Janet Moreau

Personal information
- Born: October 26, 1927 Pawtucket, Rhode Island, U.S.
- Died: June 30, 2021 (aged 93) Barrington, Rhode Island, U.S.

Medal record
Women's athletics
Representing the United States
Olympic Games
| Gold medal – first place | 1952 Helsinki | 4 × 100 metre relay |
Pan American Games
| Gold medal – first place | 1951 Buenos Aires | 4 × 100 metres relay |

= Janet Moreau =

American track and field athlete (1927–2021)

Janet Teresa Moreau Stone (October 26, 1927 - June 30, 2021) was an American track and field athlete who competed mainly in the 100 meters.

==Biography==
Moreau was born in Pawtucket, Rhode Island. She competed for the United States in the 1952 Summer Olympics held in Helsinki, Finland in the 4 × 100 meters, where she won the gold medal with her teammates Mae Faggs, Barbara Jones, and Catherine Hardy. Moreau was a national champion in the 50- yard dash, 220-yard dash, and was a 5-time national champion of the standing long jump. Prior to her Olympic win, she competed in the 1951 Pan American Games on the winning 4 × 100-relay team, while a senior at Boston University. At the time of the 1952 Olympics she was a P.E. teacher at Pawtucket West High School, now known as Shea High School in Pawtucket, Rhode Island.
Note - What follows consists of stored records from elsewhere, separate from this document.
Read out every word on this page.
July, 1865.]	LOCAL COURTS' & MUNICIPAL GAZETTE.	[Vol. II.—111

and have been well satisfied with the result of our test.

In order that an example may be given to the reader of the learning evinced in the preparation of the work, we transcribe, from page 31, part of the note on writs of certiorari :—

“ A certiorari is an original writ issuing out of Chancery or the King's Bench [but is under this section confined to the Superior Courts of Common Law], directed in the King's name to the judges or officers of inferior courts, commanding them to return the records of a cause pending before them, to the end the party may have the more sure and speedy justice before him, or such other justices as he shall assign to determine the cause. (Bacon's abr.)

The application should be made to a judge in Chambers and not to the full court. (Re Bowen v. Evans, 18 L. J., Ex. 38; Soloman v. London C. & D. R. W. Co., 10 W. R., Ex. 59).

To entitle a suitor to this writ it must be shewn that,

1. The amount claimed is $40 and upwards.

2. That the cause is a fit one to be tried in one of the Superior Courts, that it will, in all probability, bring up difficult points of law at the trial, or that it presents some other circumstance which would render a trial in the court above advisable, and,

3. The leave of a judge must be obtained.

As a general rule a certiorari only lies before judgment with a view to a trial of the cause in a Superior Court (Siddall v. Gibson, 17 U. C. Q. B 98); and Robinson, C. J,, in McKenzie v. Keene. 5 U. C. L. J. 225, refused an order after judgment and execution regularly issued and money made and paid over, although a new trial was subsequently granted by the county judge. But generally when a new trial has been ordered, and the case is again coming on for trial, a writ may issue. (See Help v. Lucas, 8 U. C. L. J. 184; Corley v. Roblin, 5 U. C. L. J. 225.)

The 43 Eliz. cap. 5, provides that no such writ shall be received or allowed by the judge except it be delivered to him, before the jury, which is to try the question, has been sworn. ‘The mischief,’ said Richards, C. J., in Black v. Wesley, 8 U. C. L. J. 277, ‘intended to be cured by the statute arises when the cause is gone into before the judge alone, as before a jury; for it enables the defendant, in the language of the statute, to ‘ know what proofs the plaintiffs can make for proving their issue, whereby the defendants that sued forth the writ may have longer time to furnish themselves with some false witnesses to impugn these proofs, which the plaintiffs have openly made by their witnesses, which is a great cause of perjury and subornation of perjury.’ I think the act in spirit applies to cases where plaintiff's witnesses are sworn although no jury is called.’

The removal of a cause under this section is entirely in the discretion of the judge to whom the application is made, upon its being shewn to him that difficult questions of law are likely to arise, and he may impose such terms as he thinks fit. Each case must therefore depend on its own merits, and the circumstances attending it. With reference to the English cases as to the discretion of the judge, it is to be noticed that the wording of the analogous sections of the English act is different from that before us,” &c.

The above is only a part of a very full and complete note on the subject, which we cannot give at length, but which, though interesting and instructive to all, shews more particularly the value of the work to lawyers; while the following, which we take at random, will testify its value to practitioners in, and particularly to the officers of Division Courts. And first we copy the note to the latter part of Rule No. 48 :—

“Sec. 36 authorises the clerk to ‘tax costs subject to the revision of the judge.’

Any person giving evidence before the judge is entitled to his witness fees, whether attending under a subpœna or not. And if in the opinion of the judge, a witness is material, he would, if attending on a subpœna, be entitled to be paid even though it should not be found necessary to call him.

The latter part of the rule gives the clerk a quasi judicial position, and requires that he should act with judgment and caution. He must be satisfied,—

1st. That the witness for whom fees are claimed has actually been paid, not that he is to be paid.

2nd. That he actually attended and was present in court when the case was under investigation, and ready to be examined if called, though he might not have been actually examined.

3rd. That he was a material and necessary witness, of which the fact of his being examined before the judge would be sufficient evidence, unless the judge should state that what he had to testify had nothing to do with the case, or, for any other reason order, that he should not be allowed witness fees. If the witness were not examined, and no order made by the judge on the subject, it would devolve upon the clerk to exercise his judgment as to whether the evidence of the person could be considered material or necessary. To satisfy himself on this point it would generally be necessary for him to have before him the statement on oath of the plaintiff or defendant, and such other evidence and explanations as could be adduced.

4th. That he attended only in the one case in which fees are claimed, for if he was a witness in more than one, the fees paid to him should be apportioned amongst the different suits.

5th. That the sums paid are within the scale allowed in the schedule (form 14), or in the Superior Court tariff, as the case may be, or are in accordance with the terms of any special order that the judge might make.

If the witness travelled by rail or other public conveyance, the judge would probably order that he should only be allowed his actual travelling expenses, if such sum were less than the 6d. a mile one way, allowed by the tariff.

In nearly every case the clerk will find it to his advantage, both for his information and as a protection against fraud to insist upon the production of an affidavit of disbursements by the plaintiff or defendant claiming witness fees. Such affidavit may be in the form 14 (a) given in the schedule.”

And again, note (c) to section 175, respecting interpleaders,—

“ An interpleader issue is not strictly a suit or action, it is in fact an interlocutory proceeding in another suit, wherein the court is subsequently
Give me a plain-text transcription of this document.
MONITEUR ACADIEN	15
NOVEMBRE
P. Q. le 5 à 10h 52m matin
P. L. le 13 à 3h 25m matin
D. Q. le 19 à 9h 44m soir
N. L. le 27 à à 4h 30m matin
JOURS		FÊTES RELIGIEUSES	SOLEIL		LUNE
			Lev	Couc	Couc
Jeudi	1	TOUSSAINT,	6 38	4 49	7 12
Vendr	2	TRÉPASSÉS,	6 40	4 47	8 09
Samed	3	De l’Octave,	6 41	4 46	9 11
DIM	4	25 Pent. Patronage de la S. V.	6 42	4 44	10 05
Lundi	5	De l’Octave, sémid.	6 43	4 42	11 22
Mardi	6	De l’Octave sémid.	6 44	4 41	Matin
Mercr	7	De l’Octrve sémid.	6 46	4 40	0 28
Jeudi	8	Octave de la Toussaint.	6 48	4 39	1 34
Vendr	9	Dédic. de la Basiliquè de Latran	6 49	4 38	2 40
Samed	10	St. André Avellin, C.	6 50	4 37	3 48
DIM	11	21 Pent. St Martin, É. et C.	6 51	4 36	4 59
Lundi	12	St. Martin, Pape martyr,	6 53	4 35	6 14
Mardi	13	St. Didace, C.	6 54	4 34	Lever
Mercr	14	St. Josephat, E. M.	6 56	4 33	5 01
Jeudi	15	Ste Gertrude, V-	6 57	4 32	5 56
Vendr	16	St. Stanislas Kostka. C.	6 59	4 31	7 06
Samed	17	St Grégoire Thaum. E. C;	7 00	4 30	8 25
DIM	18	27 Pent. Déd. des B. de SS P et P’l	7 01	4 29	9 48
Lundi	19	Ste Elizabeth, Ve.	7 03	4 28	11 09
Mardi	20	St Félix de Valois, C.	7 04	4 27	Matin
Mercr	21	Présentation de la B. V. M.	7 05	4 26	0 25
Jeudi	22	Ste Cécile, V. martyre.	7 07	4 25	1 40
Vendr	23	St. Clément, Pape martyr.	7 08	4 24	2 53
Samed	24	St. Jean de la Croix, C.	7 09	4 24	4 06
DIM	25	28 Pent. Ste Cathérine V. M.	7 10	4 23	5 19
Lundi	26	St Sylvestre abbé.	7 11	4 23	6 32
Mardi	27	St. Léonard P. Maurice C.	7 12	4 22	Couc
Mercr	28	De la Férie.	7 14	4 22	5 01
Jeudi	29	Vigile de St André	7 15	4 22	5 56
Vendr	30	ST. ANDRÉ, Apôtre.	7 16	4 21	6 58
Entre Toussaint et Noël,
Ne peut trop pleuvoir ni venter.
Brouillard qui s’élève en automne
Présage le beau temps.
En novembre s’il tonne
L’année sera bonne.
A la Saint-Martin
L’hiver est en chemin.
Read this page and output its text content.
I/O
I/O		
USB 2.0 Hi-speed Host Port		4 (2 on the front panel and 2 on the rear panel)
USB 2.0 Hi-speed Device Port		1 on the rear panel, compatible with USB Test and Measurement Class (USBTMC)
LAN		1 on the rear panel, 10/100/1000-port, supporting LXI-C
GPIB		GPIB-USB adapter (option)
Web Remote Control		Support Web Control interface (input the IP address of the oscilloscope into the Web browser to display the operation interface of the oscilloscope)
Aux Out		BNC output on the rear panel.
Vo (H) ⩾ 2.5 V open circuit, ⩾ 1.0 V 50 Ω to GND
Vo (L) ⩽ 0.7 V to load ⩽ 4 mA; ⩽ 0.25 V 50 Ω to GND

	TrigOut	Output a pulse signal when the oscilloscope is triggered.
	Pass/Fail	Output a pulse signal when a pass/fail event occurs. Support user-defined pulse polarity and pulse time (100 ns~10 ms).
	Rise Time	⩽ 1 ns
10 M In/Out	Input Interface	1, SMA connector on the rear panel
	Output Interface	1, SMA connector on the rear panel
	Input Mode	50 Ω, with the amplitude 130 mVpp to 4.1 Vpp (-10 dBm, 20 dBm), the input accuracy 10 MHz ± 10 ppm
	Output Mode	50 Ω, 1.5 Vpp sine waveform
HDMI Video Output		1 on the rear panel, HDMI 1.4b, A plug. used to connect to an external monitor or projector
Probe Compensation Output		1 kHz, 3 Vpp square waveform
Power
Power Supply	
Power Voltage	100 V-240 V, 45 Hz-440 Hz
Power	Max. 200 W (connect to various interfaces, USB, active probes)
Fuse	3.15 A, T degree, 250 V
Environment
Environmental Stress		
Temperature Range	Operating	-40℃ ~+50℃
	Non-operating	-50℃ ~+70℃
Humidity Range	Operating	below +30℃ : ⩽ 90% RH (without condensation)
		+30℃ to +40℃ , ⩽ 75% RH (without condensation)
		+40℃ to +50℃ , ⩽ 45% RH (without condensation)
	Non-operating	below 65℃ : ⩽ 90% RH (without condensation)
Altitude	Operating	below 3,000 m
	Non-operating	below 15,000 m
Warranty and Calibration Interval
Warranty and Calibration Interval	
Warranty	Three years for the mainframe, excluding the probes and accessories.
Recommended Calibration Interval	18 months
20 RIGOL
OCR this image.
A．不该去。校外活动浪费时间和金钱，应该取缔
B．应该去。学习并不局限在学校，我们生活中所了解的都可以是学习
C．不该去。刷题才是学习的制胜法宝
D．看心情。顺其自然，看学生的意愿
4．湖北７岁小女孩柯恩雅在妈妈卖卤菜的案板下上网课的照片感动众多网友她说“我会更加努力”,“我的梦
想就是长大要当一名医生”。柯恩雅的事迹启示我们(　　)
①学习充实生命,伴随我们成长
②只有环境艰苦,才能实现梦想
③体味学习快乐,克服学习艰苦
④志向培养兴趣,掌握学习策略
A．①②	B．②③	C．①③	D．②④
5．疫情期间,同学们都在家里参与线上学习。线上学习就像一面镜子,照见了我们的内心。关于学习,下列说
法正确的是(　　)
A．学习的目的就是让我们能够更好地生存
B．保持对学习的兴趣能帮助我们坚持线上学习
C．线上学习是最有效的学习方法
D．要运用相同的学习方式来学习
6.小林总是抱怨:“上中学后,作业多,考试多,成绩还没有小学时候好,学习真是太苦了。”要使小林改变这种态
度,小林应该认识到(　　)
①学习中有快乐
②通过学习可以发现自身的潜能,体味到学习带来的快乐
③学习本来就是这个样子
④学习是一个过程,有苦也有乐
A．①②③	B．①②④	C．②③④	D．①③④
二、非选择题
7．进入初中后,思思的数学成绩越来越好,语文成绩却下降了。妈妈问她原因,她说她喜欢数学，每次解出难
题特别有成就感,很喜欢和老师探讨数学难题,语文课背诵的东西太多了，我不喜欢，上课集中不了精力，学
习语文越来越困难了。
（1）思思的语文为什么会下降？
Stone's dream of joining the priesthood was blocked by gender restrictions. When she returned from the Olympics, she married Ray Stone. She was inducted into the Rhode Island Heritage Hall of Fame in 1968. The couple moved to Barrington, where Stone taught physical education at Barrington Middle School for 36 years and served as an interfaith minister. In 2010, Stone was selected as chaplain for the U.S. Olympic Team.

Stone died in Barrington on June 30, 2021, at age 93.